Thursday, April 9, 2020

Some Thoughts on Home Study and Practice, a rant!

"Never send a kiss by messenger."
-Sufi Proverb

With our world changing before our eyes, my fear is that we will throw out the baby with the bathwater. What do I mean? There are ways to learn and practice that involve other people. Just because we can watch something on line doesn't mean we really learn it, even if we can imitate it exactly.

For example, would you let someone perform surgery on you who learned from youtube? There are four other aspects to learning besides sight, namely hearing, feeling, tasting, and smelling. I'd even venture a 6th sense, the five senses combined inside. Plus the sight learning from a screen lacks many dimensions and depths.

Tai-Chi is above all concerned with feeling. Balance is a feeling, not a sight. Otherwise, blind people could not walk, and you could not walk in the dark. For health, we feel what is going on inside our body, and for spiritual growth we feel what is going on with our energy and spirit. As a martial art, Tai-Chi relies on sense of touch, not sight and distance. That is why the close distance of pushing-hands training is so important.

To learn from a teacher is to get corrections and tune-ups on lessons learned. Insights into learning styles, personalities, and breakthroughs only happen face to face. A screen can't stop you and give correction or guidance. Even live-time on-line classes lack the feeling of people in proximity, with their sense open to learning and sharing.

Instead of changing the age old, time tested, proven way to teach and learn, I'm going to sit, and wait, and watch. I am doing a Zoom class and meeting soon, and filming some forms and practices for the interim, but these are temporary, not final. I am not in any hurry to change what I know to be effective until I have more information.

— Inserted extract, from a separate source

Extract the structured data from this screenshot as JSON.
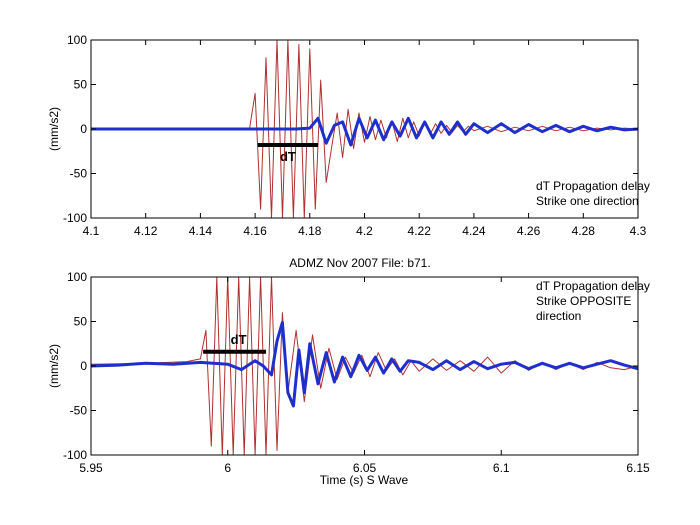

Grandmaster Wai-lun Choi told me a phrase in Chinese, Hao Chun Sam Sao, meaning "passed from my mouth into your heart." He explained it as the method of transmission that happens between master and student. The Yang's Family called it the "Oral Transmission," or the "Wu-Dang Transmission." This has been the way for hundreds of years. I'm not going to drastically change that a few weeks into a pandemic. Don't get me wrong, I'm washing my hands, physically distancing, etc, but that is for now.

This is one reason why I emphasize that you are able to warm up, meditate,. do your qi-gong, practices forms, etc. at home, on your own. One time I asked Master Liang what can I practice for pushing-hands when I don't have a partner. He showed me three practices, which I will film and share. He showed me where the rises and sinks are in the solo form to practice long power , fa-ching, and short power, da-ching. He taught me how to strike a post, and he taught me solo techniques for the long spear.
Master Choi taught me many methods with a ball on a table for sensitivity. Master Gin Foon Mark told me a partner is the highest level of training, and all the various equipment, dummies, and bags are for when you don't have a partner.

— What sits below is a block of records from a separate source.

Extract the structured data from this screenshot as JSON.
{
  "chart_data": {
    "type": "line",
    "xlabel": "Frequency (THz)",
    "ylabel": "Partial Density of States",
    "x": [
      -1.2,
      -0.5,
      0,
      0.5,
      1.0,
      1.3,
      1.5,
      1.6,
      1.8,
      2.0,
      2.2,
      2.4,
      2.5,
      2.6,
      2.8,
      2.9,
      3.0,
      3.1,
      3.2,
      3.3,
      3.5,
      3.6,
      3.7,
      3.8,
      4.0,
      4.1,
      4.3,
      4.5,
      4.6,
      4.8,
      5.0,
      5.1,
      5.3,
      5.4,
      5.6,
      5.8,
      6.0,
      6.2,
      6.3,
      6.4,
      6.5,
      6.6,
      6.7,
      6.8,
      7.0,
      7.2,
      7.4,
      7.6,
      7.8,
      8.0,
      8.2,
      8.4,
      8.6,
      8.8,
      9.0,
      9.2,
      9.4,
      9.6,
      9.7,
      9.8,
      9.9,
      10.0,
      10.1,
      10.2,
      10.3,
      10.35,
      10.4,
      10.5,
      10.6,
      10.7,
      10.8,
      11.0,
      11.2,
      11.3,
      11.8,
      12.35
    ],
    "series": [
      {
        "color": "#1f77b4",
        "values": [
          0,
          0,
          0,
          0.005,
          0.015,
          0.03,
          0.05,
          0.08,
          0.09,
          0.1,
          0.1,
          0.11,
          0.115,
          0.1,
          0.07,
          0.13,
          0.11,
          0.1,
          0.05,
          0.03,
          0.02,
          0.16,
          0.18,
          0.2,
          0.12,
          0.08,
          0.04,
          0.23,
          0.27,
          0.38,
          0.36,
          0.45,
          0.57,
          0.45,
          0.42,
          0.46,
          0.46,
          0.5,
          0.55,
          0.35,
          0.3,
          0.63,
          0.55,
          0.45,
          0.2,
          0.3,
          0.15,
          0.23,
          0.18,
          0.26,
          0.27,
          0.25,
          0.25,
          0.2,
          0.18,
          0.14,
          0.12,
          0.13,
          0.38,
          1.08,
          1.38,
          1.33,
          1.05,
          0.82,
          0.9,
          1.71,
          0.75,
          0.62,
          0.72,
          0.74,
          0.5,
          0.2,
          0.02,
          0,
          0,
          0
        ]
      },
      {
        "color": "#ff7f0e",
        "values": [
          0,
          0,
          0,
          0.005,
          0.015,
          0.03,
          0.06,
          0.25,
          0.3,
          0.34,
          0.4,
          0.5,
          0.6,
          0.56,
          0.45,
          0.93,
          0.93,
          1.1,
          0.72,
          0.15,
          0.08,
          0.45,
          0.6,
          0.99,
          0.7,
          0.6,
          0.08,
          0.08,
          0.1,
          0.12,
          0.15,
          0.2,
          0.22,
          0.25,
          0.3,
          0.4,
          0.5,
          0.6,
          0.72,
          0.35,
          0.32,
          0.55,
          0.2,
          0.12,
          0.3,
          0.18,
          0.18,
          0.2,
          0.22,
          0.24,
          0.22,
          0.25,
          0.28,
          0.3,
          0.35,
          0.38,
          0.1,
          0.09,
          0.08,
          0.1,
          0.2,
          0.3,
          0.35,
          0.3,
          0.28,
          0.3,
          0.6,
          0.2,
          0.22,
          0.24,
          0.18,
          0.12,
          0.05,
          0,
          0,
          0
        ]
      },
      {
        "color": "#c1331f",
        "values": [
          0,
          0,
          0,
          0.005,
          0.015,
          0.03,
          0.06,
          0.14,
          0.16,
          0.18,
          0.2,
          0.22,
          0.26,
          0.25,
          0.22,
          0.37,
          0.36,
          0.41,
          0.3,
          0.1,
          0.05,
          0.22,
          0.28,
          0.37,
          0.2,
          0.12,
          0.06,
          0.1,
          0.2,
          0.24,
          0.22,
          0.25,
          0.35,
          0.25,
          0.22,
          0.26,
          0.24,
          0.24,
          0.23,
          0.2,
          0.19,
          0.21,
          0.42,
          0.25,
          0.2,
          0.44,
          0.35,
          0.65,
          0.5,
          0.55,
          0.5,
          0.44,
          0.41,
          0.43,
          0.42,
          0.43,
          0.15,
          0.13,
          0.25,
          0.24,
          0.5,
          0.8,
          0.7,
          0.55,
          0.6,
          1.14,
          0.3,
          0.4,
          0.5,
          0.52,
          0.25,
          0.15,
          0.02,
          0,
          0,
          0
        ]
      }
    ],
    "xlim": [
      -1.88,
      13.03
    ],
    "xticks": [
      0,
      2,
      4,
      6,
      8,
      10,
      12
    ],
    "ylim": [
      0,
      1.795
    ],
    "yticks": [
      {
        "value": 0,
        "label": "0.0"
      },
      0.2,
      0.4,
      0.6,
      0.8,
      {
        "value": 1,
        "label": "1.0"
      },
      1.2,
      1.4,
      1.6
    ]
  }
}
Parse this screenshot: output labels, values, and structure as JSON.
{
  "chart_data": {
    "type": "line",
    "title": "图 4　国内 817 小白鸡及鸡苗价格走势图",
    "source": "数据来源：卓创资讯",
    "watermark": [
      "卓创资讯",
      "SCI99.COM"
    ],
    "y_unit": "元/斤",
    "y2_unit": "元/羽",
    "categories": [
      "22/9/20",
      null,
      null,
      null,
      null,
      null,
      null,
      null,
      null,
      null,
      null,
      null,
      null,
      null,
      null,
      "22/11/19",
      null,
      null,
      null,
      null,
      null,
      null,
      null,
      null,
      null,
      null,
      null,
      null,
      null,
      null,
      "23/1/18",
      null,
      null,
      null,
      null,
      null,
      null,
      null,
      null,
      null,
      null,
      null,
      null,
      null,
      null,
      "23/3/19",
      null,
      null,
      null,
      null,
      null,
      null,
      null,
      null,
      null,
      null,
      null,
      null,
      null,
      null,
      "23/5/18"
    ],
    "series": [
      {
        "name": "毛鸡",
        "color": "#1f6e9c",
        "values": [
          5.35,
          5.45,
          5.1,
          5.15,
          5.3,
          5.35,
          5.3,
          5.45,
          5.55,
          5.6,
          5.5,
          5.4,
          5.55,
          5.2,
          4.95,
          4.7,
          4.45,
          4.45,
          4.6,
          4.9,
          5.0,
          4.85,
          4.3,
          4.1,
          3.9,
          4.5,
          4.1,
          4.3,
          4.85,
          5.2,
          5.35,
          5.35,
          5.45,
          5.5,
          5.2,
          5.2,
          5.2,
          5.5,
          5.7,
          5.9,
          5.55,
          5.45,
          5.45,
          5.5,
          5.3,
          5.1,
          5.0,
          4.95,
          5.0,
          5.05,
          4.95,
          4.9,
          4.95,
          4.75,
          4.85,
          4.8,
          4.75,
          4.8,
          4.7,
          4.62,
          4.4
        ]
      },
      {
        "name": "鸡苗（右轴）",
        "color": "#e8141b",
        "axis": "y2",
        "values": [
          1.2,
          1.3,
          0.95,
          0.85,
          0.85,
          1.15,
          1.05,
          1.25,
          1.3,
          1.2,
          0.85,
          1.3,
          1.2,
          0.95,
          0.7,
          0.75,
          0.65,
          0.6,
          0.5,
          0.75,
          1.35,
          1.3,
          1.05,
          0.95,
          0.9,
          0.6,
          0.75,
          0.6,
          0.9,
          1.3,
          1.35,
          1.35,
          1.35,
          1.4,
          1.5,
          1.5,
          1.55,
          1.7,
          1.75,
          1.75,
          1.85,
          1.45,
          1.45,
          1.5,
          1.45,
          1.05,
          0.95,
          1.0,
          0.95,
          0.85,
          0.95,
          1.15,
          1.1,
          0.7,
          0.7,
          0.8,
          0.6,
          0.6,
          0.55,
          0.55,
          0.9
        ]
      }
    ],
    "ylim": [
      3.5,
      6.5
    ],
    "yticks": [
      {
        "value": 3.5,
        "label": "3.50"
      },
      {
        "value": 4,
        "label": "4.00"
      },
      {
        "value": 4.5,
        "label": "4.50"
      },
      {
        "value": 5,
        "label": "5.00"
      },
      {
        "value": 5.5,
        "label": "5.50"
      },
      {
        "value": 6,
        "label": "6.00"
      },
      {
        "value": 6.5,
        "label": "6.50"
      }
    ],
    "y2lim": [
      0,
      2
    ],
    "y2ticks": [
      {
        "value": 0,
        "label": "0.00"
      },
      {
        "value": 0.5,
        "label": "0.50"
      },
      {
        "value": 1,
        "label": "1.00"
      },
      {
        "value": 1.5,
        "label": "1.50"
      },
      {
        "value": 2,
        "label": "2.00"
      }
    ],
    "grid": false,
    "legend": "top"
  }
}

So, I'm not against change, I do embrace uncertainty, but I also know that we are in flux and change and we can't accurately make adjustments without full knowledge. In my prosperity training I learned, "Don't make decisions when emotional." I'm not going to. And I am emotional, along with the whole world. So be patient with all this, me included. We will get through this and we will experience the wonderful arts together again. I leave you with a quote from Siddartha by Herman Hesse;

"I can think,
I can wait,
I can fast."

P.S. An addition from my amazing friend, brother, and mentor, Master Paul Gallagher.

"The teaching must be passed from warm hand to warm hand." 
- Zen Master Shunryu Suzuki

3 comments:

  1. Good thoughts, Sifu. Thanks. And don't forget direct contact with our warm friend--the cold--as it is merciless but righteous! Victory or Valhalla!